WARREN - Former Delphi salaried employees who claimed the Obama administration failed to represent them in obtaining their pensions now say emails connect administration officials to decisions that were supposed to be made only by the Pension Benefit Guaranty Corp.
U.S. Rep Mike Turner, R-Dayton, said he believes that Treasury Secretary Timothy Geithner's role on the PBGC, as well as his role as a member of the president's Auto Task Force and as the head of the Treasury Department, placed him in a position to unfairly influence the corporation.
The emails, according to Turner, show the Treasury Department pushed for the termination of the salaried employee pensions in 2009.
"The emails show Geithner influencing the PBGC in how to make their decisions," Turner said. "Based on the information in the email, the administration was picking winners and losers."
Turner said his ultimate goal is to get the pensions of the salaried employees restored.
The Obama administration and Treasury Department have maintained the PBGC decided to terminate the pensions.
Willie Thorpe, IUE-CWA Director of Region 7 responded: "As independent fact checkers have found, the Delphi salaried pension plan was handled according to the standard procedure that applied in 34 other corporate bankruptcies that year.

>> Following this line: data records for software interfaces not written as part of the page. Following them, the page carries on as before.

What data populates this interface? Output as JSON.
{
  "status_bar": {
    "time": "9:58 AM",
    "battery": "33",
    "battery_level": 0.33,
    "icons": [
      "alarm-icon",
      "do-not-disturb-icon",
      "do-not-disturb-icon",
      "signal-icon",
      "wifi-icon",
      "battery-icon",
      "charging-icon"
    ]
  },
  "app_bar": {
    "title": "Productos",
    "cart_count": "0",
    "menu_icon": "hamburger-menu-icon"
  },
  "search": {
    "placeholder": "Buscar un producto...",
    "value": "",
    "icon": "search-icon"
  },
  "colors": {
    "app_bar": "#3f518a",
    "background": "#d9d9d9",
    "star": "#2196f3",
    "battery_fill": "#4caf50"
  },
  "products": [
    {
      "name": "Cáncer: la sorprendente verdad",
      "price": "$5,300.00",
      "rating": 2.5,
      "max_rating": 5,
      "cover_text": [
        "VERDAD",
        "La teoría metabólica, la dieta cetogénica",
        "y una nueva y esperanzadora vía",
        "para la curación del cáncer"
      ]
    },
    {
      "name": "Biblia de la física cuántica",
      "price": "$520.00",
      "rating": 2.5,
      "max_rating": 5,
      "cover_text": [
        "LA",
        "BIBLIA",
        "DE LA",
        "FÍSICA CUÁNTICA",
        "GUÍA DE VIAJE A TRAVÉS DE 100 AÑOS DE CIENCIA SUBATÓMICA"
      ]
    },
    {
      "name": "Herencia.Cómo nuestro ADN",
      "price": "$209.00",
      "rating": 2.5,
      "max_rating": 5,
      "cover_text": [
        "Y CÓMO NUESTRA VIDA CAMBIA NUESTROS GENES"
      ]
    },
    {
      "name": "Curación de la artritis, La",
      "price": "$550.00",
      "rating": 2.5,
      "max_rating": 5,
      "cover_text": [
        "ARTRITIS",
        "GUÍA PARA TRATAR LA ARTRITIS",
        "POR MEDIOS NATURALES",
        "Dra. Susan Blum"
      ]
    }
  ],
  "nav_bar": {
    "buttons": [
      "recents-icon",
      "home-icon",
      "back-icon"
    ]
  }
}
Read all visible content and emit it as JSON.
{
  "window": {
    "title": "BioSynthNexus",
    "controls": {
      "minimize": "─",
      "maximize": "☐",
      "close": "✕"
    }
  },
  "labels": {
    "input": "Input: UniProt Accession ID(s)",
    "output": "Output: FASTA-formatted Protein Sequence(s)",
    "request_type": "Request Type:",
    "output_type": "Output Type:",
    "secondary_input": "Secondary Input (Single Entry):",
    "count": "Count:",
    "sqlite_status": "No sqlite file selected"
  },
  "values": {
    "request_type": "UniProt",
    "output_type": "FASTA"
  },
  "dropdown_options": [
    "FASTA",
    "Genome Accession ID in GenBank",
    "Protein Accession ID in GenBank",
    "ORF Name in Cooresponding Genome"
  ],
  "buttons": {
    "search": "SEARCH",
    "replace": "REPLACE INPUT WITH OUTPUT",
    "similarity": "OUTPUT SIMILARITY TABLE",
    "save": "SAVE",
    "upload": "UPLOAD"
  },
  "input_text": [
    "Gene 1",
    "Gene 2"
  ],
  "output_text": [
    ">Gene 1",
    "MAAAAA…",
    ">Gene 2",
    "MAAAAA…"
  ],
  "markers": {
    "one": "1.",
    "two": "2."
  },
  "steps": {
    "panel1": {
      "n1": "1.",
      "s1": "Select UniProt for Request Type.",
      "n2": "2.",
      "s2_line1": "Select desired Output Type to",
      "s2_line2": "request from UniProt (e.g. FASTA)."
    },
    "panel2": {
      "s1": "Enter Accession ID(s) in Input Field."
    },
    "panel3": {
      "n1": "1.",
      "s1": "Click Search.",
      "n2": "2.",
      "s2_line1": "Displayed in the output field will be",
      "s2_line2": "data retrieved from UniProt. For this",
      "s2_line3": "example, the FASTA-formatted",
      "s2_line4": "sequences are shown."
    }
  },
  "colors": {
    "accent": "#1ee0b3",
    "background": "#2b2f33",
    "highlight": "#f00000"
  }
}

And let us not forget both Mitt Romney and Representative Mike Turner both chose to let the auto industry die. President Obama made the correct decision to rescue the auto industry and the one in eight jobs it supports in Ohio. I am extremely sympathetic to those who lost pensions during the GM restructuring."
Bruce Gump, vice president of the Delphi Salaried Employees Association, said his organization obtained the emails during the discovery process in the group's lawsuit against Delphi.
"We believe the PBGC decision was either influenced or made by the Treasury Department," Gump said.
Gump, of Niles, said salaried employees attorneys have much more information that provides connections.
Many of the 20,000-plus salaried retirees and pension participants, including many of the roughly 1,500 retired salaried workers from Delphi Packard in the Warren area, saw pensions cut 30 percent to 70 percent in the government-led bankruptcy of General Motors Co. in the summer of 2009.
GM, which received a loan and taxpayer bailout of nearly $50 billion, "topped up," or made whole, hourly workers' pensions.